Who this path serves
Engineers who can ship code but are still calibrating how LLM behavior fits into CI/CD and product promises. You will establish interfaces (prompts, schemas) before you scale traffic, then layer measurement that matches those interfaces.
Step 1 — Prompts as systems
Start with the prompt experiment hub, then read Prompt engineering as interface design. Supplement with prompts theme page for vocabulary. Goal: versioned artifacts and validators feel normal before you add model churn.
Step 2 — Evaluation & risk
Open evaluation experiment hub, then Beyond accuracy. Tie contracts from Step 1 directly to test cases. Use measurement theme for drift and rubric notes.

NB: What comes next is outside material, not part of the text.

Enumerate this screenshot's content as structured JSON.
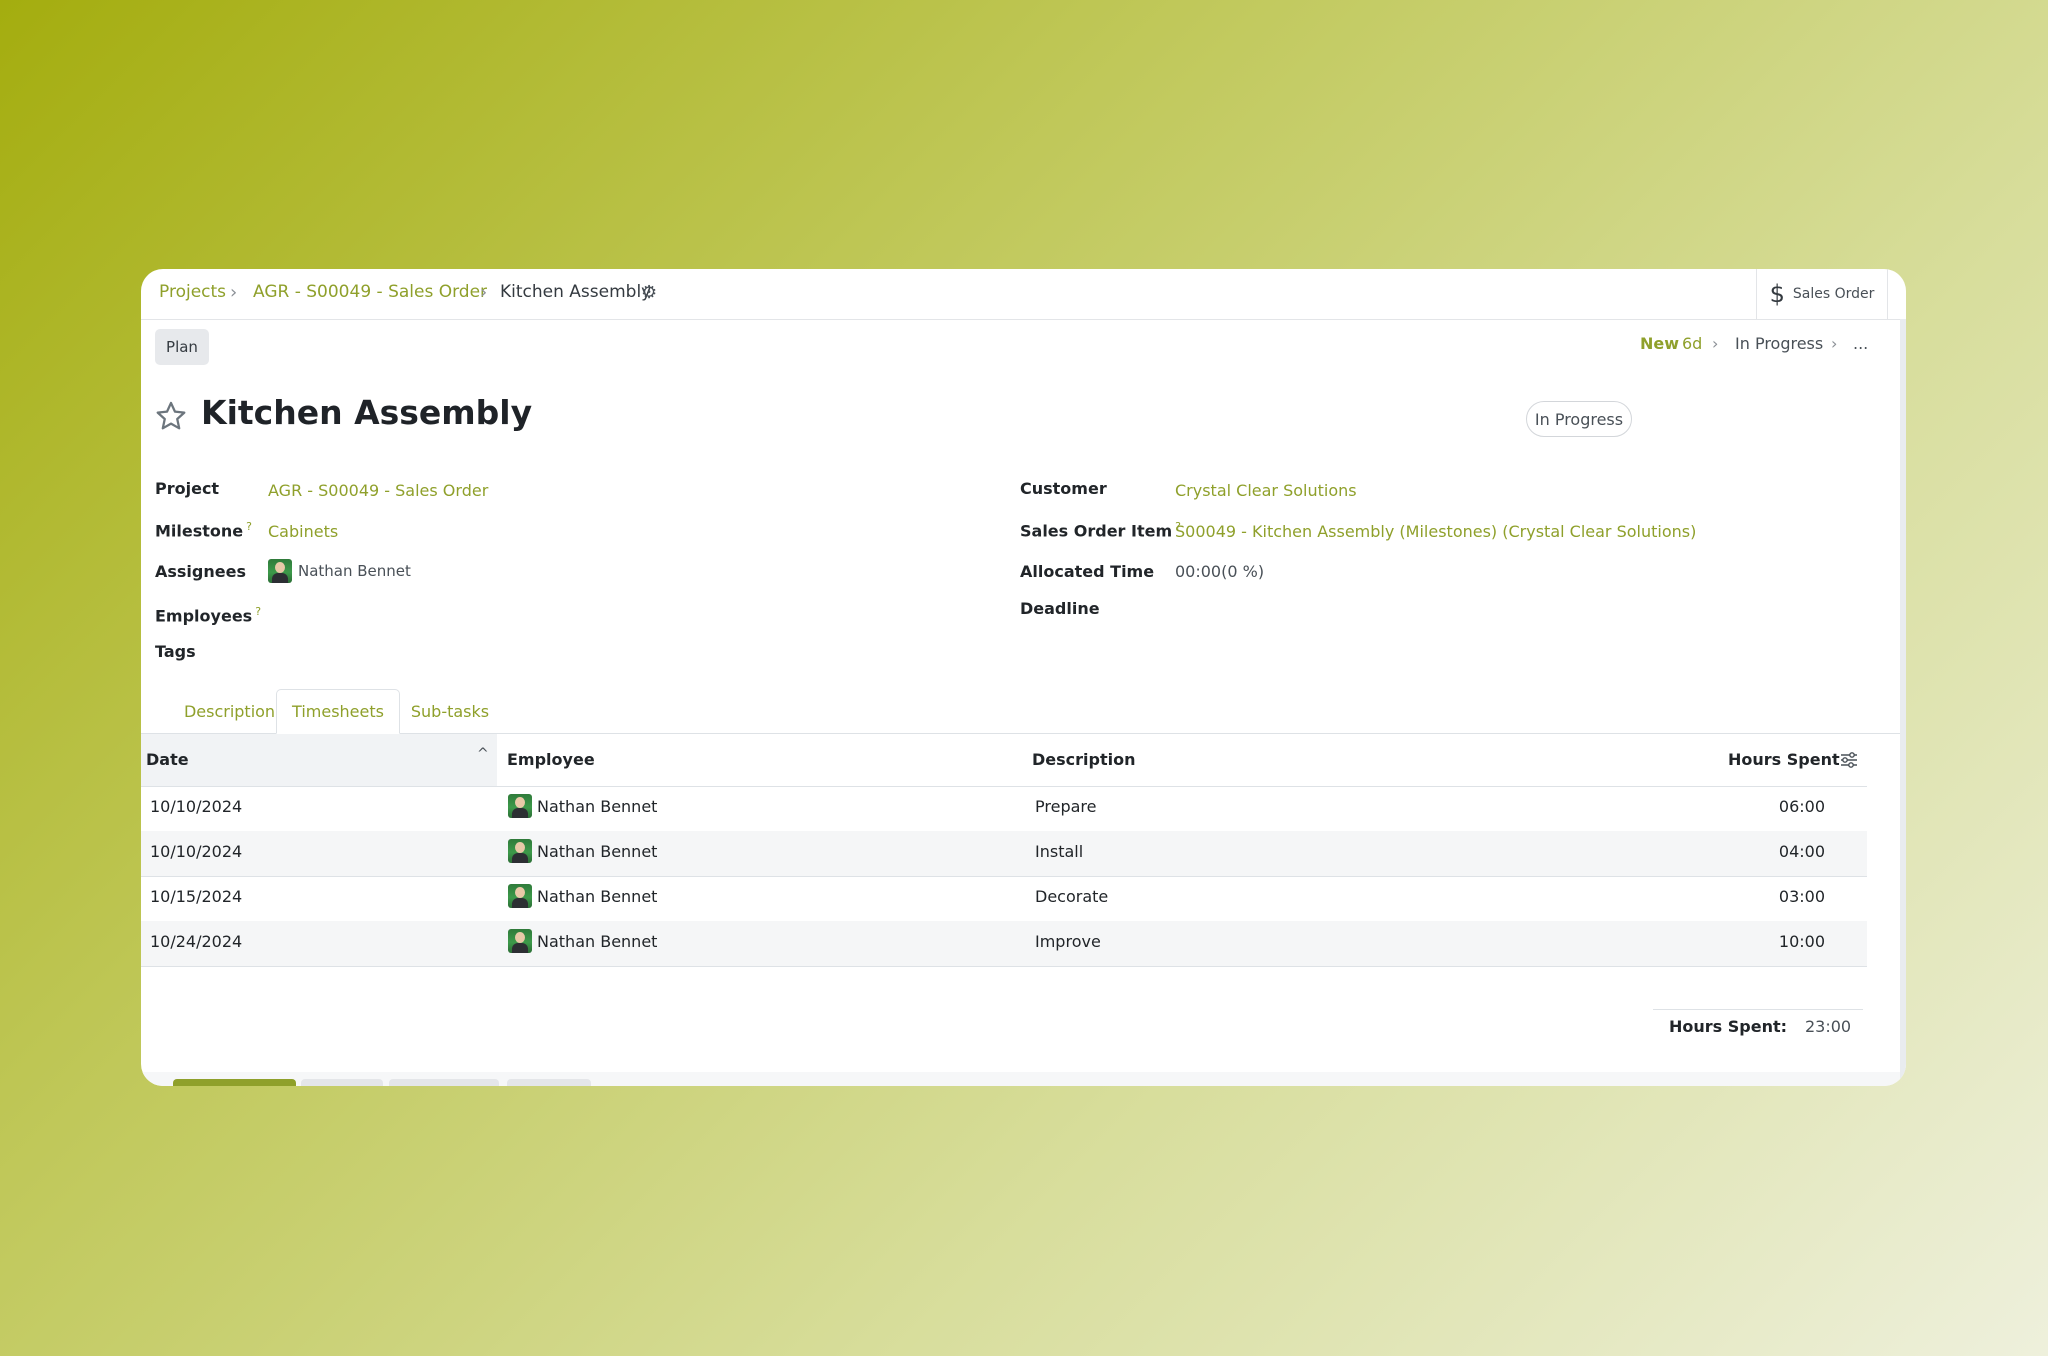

Step 3 — Optional retrieval primer
If your product will use documents soon, preview RAG experiment without diving into the full essay yet—or switch to Path B if retrieval is already on fire.
Related
Cost & latency when token budgets bite; experiments hub for the big picture.
Pacing
Expect roughly one focused week per major step if you are reading and sketching artifacts—not passive skimming. Prompt interfaces and evaluation contracts pay off fastest when you apply them to one real surface in your product rather than abstract exercises.
Other paths
After this sequence, Path B (Data-heavy) goes deep on retrieval first; Path C is for cross-team release checklists. The reading paths hub compares all three.
Concrete outputs
By the end of Step 2, aim for a written contract list, a linked CI job or script for smoke tests, and a single place (dashboard row or spreadsheet) for weekly rubric sampling—even if rough. Artifacts matter more than reading speed.